— Ты что это?! — дернулся он напоказ. — Не дури!
— Сам не балуй. Оружие! Кобур вытряхай! Руки оба! Вынай, товарищ, а то голову срублю.
— В чем дело?! Мы что, арестованы? — поднял голос Яворский.
— Ладно, ладно, оружие ить — не портки, — натужно хохотнул Матвей и, вытащив наган из кобуры, протянул рукояткой вперед. — Смотри только не утеряй, остолоп.
— Возвернем, где положено, — обнадежил безликий конвойный. — А насчет выражениев всяких вы зря не утруждайтесь: при наряде мы.
Лицо Халзанова палил кипящий холод — оно горело не от страха, не только от страха, но даже будто бы и от стыда: подбородок, рот, скулы — все было и его, и леденевское, как будто прикипевшее, непрошено приросшее к костям его лица. Ему и впрямь хотелось невозможного для человеческого существа — по-ящеричьи вылезти из кожи, а заодно как будто бы и изо всей своей непостижимой, неведомо кем предрешенной судьбы. Железной щеткой, шашкой, бритвой, отщепом кремня соскрести с костей такие свои и такие двуличные, лживые, как будто не ему принадлежащие черты, но сами его кости, на которых все держалось, и создавали его облик, видный каждому.
Один из костров, разожженных в ночи, представился ему кузнечным горном, и там, у этого немыслимого среди черной пустынной степи раскаленного горна, как будто работал неведомый мастеровой — всю ночь ковал его, Халзанова, судьбу. Кровь, кровь — самый что ни на есть изощренный и неуловимый штукарь — отлила, отчеканила это лицо, словно фальшивую монету, которая приобрела такую ценность на полях России, где дешева жизнь человека и никто ее, сгубленную, выкупать не будет.

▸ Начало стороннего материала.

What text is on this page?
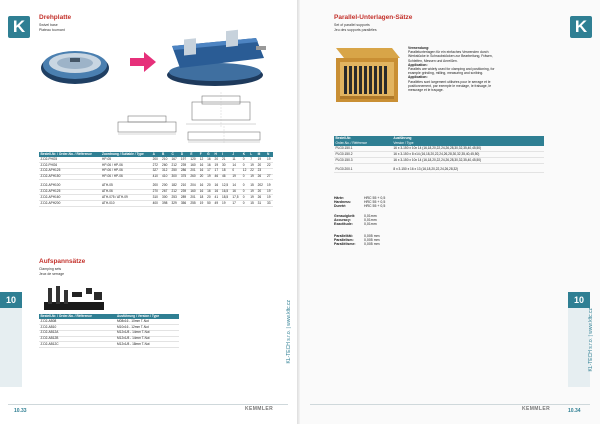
10
Drehplatte
Swivel base
Plateau tournant
Bestell-Nr. / Order-No. / Référence	Zuordnung / Suitable / Type	A	B	C	D	E	F	G	H	I	J	K	L	M	N
Z.D2-PHG5	HP-05	200	210	167	197	120	12	16	20	21	11	0	7	19	19
Z.D2-PHG6	HP-06 / HP-06	272	260	212	239	160	16	16	19	30	14	0	19	20	22
Z.D2-APH125	HP-06 / HP-06	327	312	250	286	201	16	17	17	18	0	12	22	23	
Z.D2-APH150	HP-06 / HP-06	410	410	300	375	260	20	19	46	46	19	0	19	26	27

Z.D2-APH100	ATH-05	200	200	182	210	204	16	20	16	12,5	14	0	15	202	19
Z.D2-APH125	ATH-06	270	267	212	239	160	16	16	16	16,5	16	0	19	20	19
Z.D2-APH160	ATH-075 / ATH-09	310	300	253	289	201	18	20	41	18,5	17,5	0	19	26	19
Z.D2-APH200	ATH-010	400	398	329	356	255	19	50	49	19	17	0	15	31	33
Aufspannsätze
Clamping sets
Jeux de serrage
Bestell-Nr. / Order-No. / Référence	Ausführung / Version / Type
Z.D2-AB08	M08x16 - 10mm T-Nut
Z.D2-AB10	M10x16 - 12mm T-Nut
Z.D2-AB12A	M12x1/8 - 14mm T-Nut
Z.D2-AB12B	M12x1/8 - 14mm T-Nut
Z.D2-AB12C	M12x1/8 - 18mm T-Nut	KL-TECH s.r.o. | www.kltc.cz
10.33	KEMMLER
K
10
KL-TECH s.r.o. | www.kltc.cz
Parallel-Unterlagen-Sätze
Set of parallel supports
Jeu des supports parallèles
Verwendung:
Parallelunterlagen für ein einfaches Verwenden durch Werkstücke in Schraubstöcken zur Bearbeitung, Fräsen, Schleifen, Messen und Anreißen.
Application:
Parallels are widely used for clamping and positioning, for example grinding, milling, measuring and scribing.
Application:
Parallèles sont largement utilisées pour le serrage et le positionnement, par exemple le meulage, le fraisage, le mesurage et le traçage.
Bestell-Nr.	Ausführung
Order-No. / Référence	Version / Type
PLG0.150.1	16 x 3-150 x 10x 14 (16,18,20,22,24,26,28,30,32,35,40,45,50)
PLG0.150.2	16 x 3-150 x 8 x14 (16,18,20,22,24,26,28,30,32,35,40,45,50)
PLG0.150.3	16 x 3-150 x 10x 14 (16,18,20,22,24,26,28,30,32,35,40,45,50)

PLG0.200.1	8 x 3-150 x 16 x 13 (16,18,20,22,24,26,28,32)
Härte:	HRC 55 + 0,5
Hardness:	HRC 55 + 0,5
Dureté:	HRC 55 + 0,5
Genauigkeit:	0,01mm
Accuracy:	0,01mm
Exactitude:	0,01mm
Parallelität:	0,005 mm
Parallelism:	0,005 mm
Parallélisme: 0,005 mm
KEMMLER	10.34
K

Его, Халзанова, могли узнать — верней, узнать в нем Леденева. Но все-таки эту монету, наверное, возможно было разглядеть лишь на рассвете, который, может быть, и не наступит для Матвея никогда, а в час меж собакой и волком, в едва разжиженной костровыми отсветами темноте все лица стали плохо различимы, все люди — безлики и схожи друг с другом.

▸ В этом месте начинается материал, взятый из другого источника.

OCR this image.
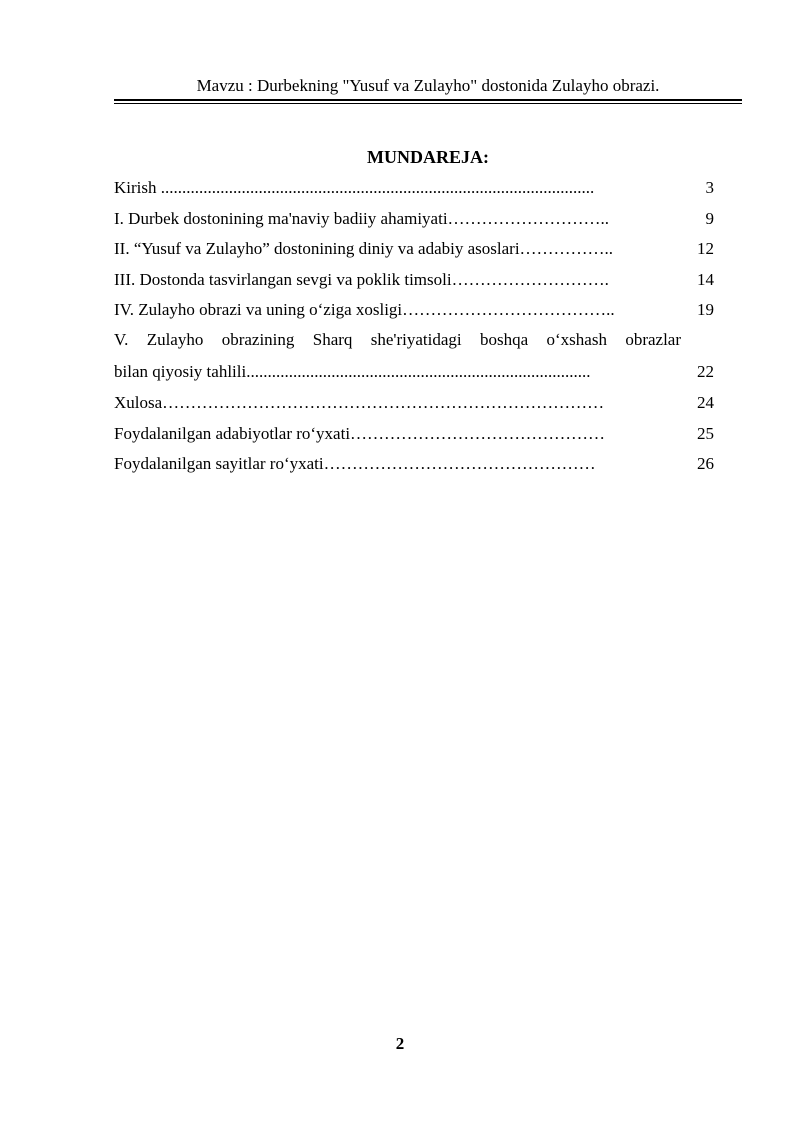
Mavzu : Durbekning "Yusuf va Zulayho" dostonida Zulayho obrazi.
MUNDAREJA:
Kirish ......................................................................................................	3
I. Durbek dostonining ma'naviy badiiy ahamiyati………………………..	9
II. “Yusuf va Zulayho” dostonining diniy va adabiy asoslari……………..	12
III. Dostonda tasvirlangan sevgi va poklik timsoli……………………….	14
IV. Zulayho obrazi va uning o‘ziga xosligi………………………………..	19
V. Zulayho obrazining Sharq she'riyatidagi boshqa o‘xshash obrazlar
bilan qiyosiy tahlili.................................................................................	22
Xulosa……………………………………………………………………	24
Foydalanilgan adabiyotlar ro‘yxati………………………………………	25
Foydalanilgan sayitlar ro‘yxati…………………………………………	26
2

Поднялись к ветряку на бугре. Внутри, при тусклом керосиновом огне, гомозились штабные, сидели на ларях, снарядных ящиках, полулежали на полу и с жадностью ели добытое по хуторам: вареные яйца, картошины, зеленые яблоки, хлеб… А вдруг и он тут — Леденев?..
На богатом ковре по-татарски устроились трое: скуластый, бритый наголо, с квадратным подбородком, одетый щегольски в черкеску алого сукна — должно быть, не ниже комбрига, а то и начдив; тщедушный еврей, весь кожаный, в круглых очках, с курчавой, будто осмоленной шевелюрой, и третий, дородный, во френче, с полнокровным, мясистым, битым оспой лицом.
— Присаживайтесь, товарищи, — сказал очкастый кожаный — должно быть, комиссар. — Слушаем вас.
Яворский точка в точку повторил недавний Матвеев рассказ — никто его не прерывал, а дородный хохол, придавленный своим тяжелым животом, как баба поросенком на телеге, как будто и вовсе не слушал, прикладываясь к фляге и закусывая яблоком.
Матвей присел поодаль ото всех — и впрямь уж вурдалак, нечистый дух, боящийся всякого света и не могущий заступить вовнутрь очерченного круга.